FALL 2013 – AMS 354: Asian Americans and Public History/Memory

August 21, 2013 § Leave a comment

This upcoming semester, visiting professor Franklin Odo ’61 *75 will be teaching a seminar primarily focusing on two events, the Chinese Exclusion Act of 1882 and Japanese American Internment during World War II, and the movements for redress of these events that emerged in subsequent decades. The course further discusses how legislation and the government response to these redress movements affected the targeted communities.

Prof. Franklin Odo is the founding director of the Asian Pacific American Program at the Smithsonian Institute and a prominent Asian American Studies activist.
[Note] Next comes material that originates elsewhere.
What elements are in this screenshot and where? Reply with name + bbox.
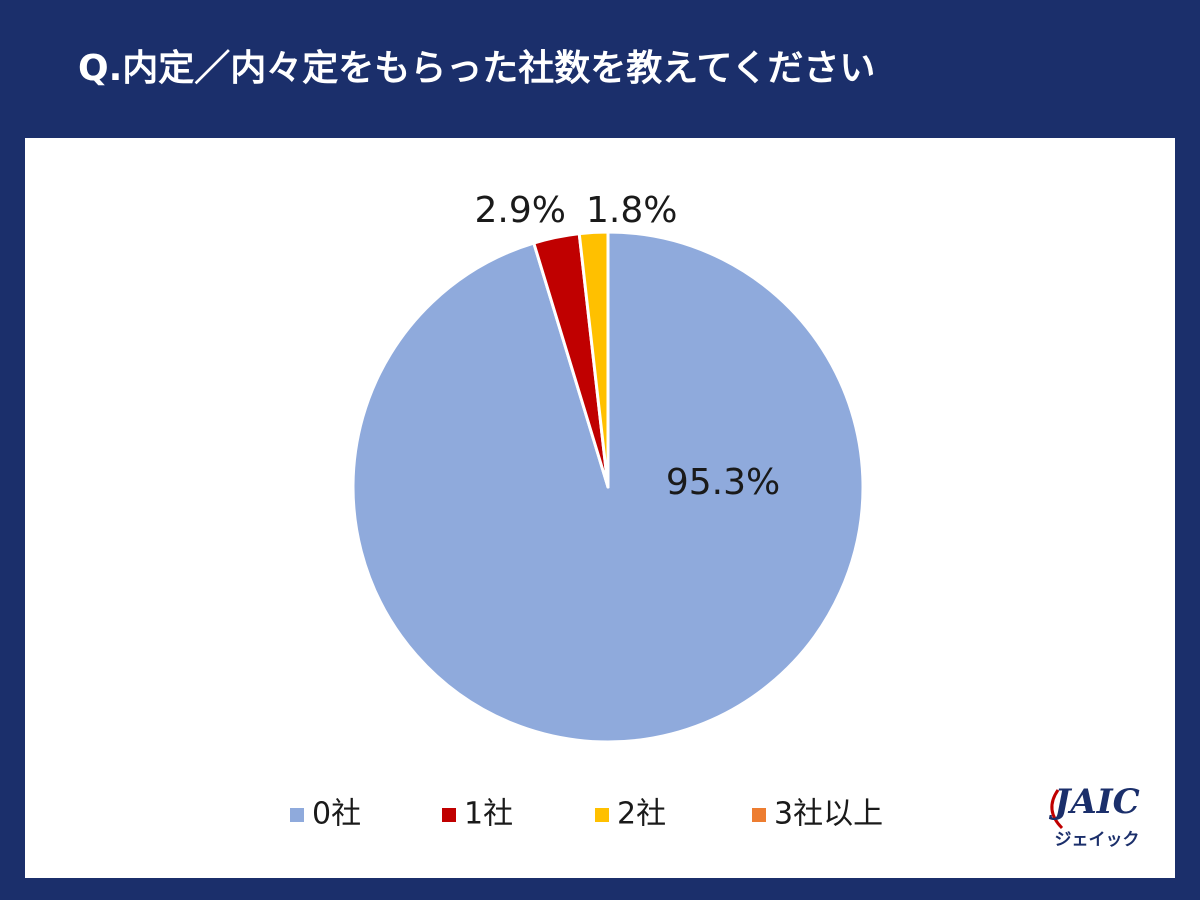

He co-edited Roots: An Asian American Reader, the main text used in the earliest Asian American Studies courses in the 1970s. Prof. Odo received the Lifetime Achievement Award from the Association for Asian American Studies in 2012. In the 1990s, Prof. Odo was a visiting professor at Princeton and gave a talk sponsored by AASA and Whig-Clio in March, 2013.

This post is unfortunately late, but those interested still have a chance to sign up in September! Check out more details about the course at the Registrar’s website here.
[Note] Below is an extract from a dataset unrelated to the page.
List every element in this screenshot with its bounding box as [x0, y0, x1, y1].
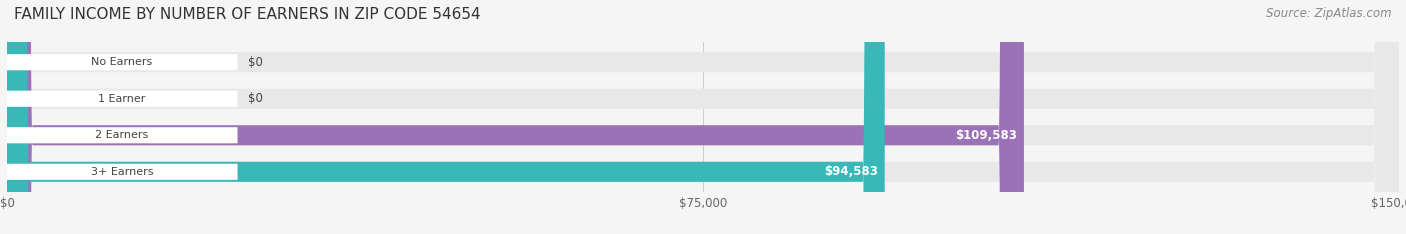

SPRING 2013 – AAS 322: A History of Race in the United States

December 30, 2012 § Leave a comment

Gary Y. Okihiro
A History of Race in the United States
AAS 322

This semester, visiting professor Gary Okihiro is teaching an introductory history of race in the U.S., including the intersections of racializations, as social constructions, with imperialism and conquest, science and explanation, gender and sexuality, and geography and place, and the policing of those taxonomies and their borders and violations.
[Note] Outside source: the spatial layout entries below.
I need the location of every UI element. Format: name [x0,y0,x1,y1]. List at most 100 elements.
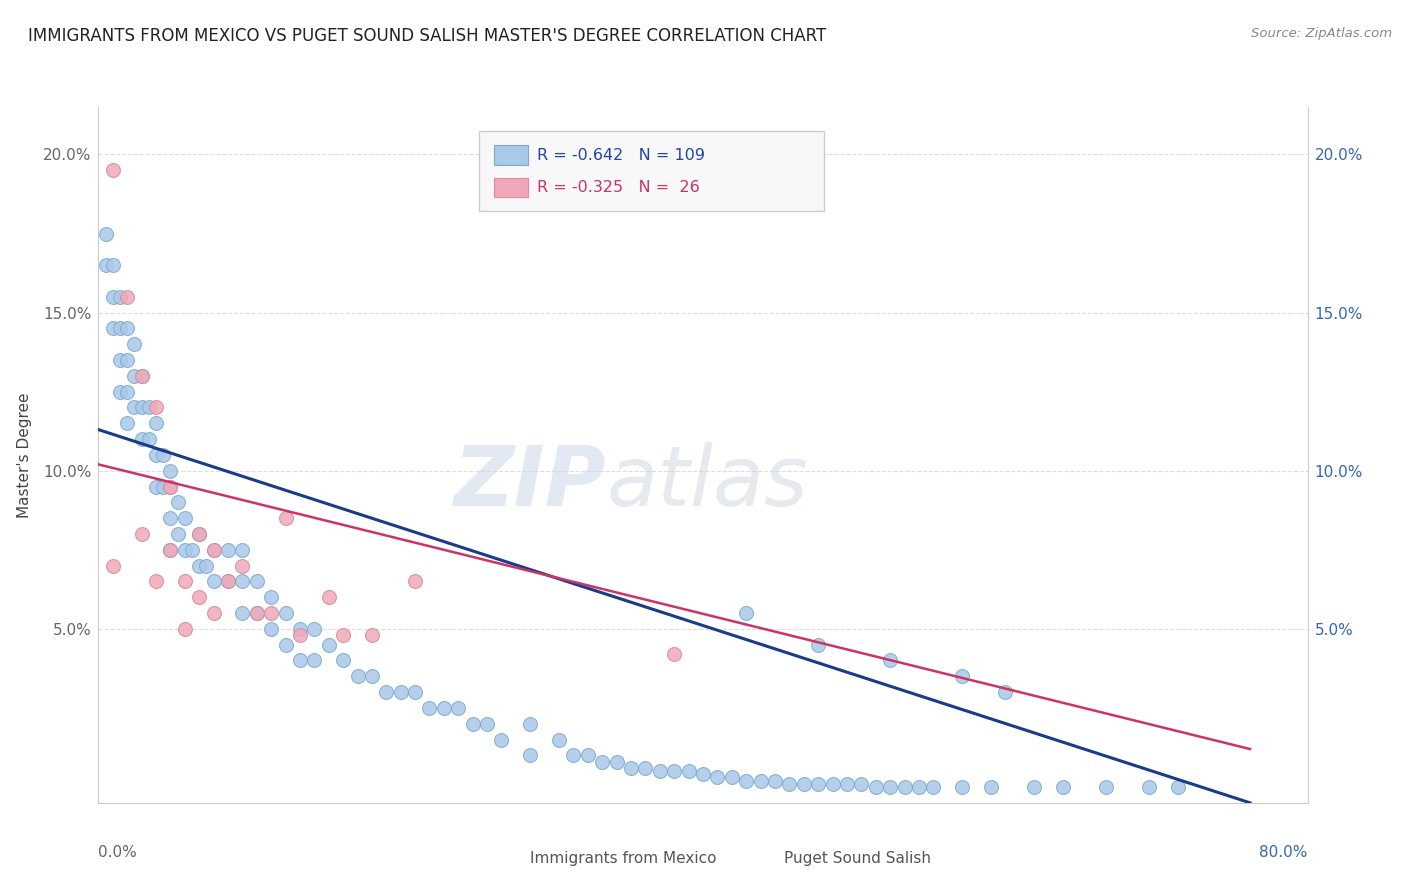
Point [548,732,571,747]
Point [879,653,901,667]
Point [1022,780,1045,794]
Point [288,628,311,642]
Point [879,780,901,794]
Point [202,574,225,589]
Point [318,591,340,605]
Point [288,653,311,667]
Point [648,764,671,779]
Point [231,542,253,557]
Point [202,606,225,620]
Point [404,685,426,699]
Point [375,685,398,699]
Point [735,606,758,620]
Point [893,780,915,794]
Y-axis label: Master's Degree: Master's Degree [17,392,32,517]
Point [115,353,138,368]
Point [173,542,195,557]
Point [950,669,973,683]
Point [131,368,153,383]
Point [447,701,470,715]
Point [108,384,131,399]
Point [159,464,181,478]
Point [260,622,283,636]
Bar [751,852,778,865]
Point [491,732,513,747]
Point [159,542,181,557]
Point [159,479,181,493]
FancyBboxPatch shape [479,131,824,211]
Point [173,574,195,589]
Point [173,511,195,525]
Point [131,401,153,415]
Point [145,448,167,462]
Point [231,606,253,620]
Point [980,780,1002,794]
Point [188,527,211,541]
Point [332,628,354,642]
Point [94,227,117,241]
Point [922,780,945,794]
Point [159,479,181,493]
Point [763,773,786,788]
Point [1167,780,1189,794]
Point [108,353,131,368]
Point [115,384,138,399]
Point [115,290,138,304]
Point [807,638,830,652]
Point [260,606,283,620]
Bar [494,145,527,165]
Point [159,511,181,525]
Point [361,628,384,642]
Point [115,321,138,335]
Point [606,755,628,769]
Point [749,773,772,788]
Text: R = -0.325   N =  26: R = -0.325 N = 26 [537,180,700,195]
Point [418,701,440,715]
Point [145,417,167,431]
Point [274,606,297,620]
Point [101,163,124,178]
Point [807,777,830,791]
Text: 0.0%: 0.0% [98,845,138,860]
Point [778,777,800,791]
Point [994,685,1017,699]
Point [152,479,174,493]
Point [188,527,211,541]
Point [202,542,225,557]
Point [217,574,239,589]
Point [821,777,844,791]
Point [678,764,700,779]
Point [332,653,354,667]
Point [138,401,160,415]
Point [361,669,384,683]
Point [231,558,253,573]
Point [159,542,181,557]
Point [138,432,160,446]
Point [108,290,131,304]
Point [101,258,124,272]
Point [202,542,225,557]
Text: R = -0.642   N = 109: R = -0.642 N = 109 [537,147,706,162]
Text: Puget Sound Salish: Puget Sound Salish [785,851,931,866]
Point [346,669,368,683]
Point [1095,780,1118,794]
Point [108,321,131,335]
Point [217,574,239,589]
Point [519,748,541,763]
Point [124,337,146,351]
Point [304,622,326,636]
Point [851,777,873,791]
Point [145,574,167,589]
Point [246,606,269,620]
Text: Source: ZipAtlas.com: Source: ZipAtlas.com [1251,27,1392,40]
Point [131,368,153,383]
Point [865,780,887,794]
Point [195,558,218,573]
Point [274,511,297,525]
Text: 80.0%: 80.0% [1260,845,1308,860]
Point [620,761,643,775]
Point [217,542,239,557]
Text: IMMIGRANTS FROM MEXICO VS PUGET SOUND SALISH MASTER'S DEGREE CORRELATION CHART: IMMIGRANTS FROM MEXICO VS PUGET SOUND SA… [28,27,827,45]
Text: atlas: atlas [606,442,808,524]
Point [576,748,599,763]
Prof. Gary Y. Okihiro is a prominent Asian American author and scholar. He is a professor of international and public affairs at Columbia University in New York City and the founding director of Columbia’s Center for the Study of Ethnicity and Race. In 2012, Prof. Okihiro recieved the Lifetime Achievement Award from the Association for Asian American Studies.

We strongly recommend this course for any students potentially interested in Asian American Studies, or just looking to expand their academic horizons!

Spring 2013 – ENG 223: Literature and Food

December 6, 2012 § Leave a comment

Anne A. Cheng
Literature and Food
ENG 223

“There are three important things in life. The first is to eat well, and…I have forgotten the others.”– Marquise de Sévigné

Food, like books, can sustain and celebrate life.  But also like books, food can serve as an agent and expression for discipline, fear, hunger, and loss.  This course explores both the joyful and the dark sides of eating and traces how “taste” informs the various ways in which we ingest the world.  We will study how consumption and its rituals can be simultaneously quotidian and extraordinary.  We will consider how the meeting of food and word (in novels, poems, plays, and the cinema) inform large social categories such as the nation, gender, race, ecology, internationalism, family, and, finally, the elusive yet endlessly seductive notion of sophistication.

With weekly topics such as “What Do Modernists Eat?,” “Women on the Edge”, “Lumps in My Throat,” “Parenting/Consuming”, “Ecology and Intimacy,” and more, we are bound to explore much which satisfies and challenges our appetites.  We will undertake creative and intellectual projects toward the “writing of food” and end the course with a cook-off, to which we will invite the faculty and staff of the Department of English.

Fall 2012 – MUS 255/EAS 255: Taiko Drumming Workshop

December 6, 2012 § Leave a comment

Noriko Manabe
Taiko Drumming Workshop: Japanese and North American Perspectives
MUS 255/EAS 255

Taiko: the art of the Japanese drum.

Taiko: the art of the Japanese drum.

This course explores the socio-cultural meanings of taiko (Japanese drum), from its uses in traditional Japanese music (gagaku, kabuki, festival music) through its development as a choreographic ensemble in postwar Japan and a site for Asian-American identity. Students participate in a hands-on workshop, learning techniques and three pieces of traditional modern styles, and in seminars on the history and cultural implications of taiko in the Japanese and Asian-American experience.

Fall 2012 – ENG224: Asian American Literature and Culture

December 6, 2012 § Leave a comment

Anne Cheng's Asian American Literature and Culture Class. Co-taught by Judge Denny Chin '75 of the 2nd Circuit Court of Appeals.

Anne Cheng’s Asian American Literature and Culture Class. Co-taught by Judge Denny Chin ’75 of the 2nd Circuit Court of Appeals.

Anne A. Cheng
Asian American Literature and Cultures
ENG 224 / AMS 304 / AAS 224

This course studies the relationship between law and literature by focusing on the roles that Asian Americans played in US constitutional history. We will examine cases involving Asian Americans that reflect on American policies on citizenship, immigration, civil rights, human rights, and foreign policy, and we will explore novels, plays, poems, and films that respond to these cases. We will also consider the invisible ways in which the law shapes our every day lives: how it structures our feelings, bodies, spaces, and the sense of the quotidian.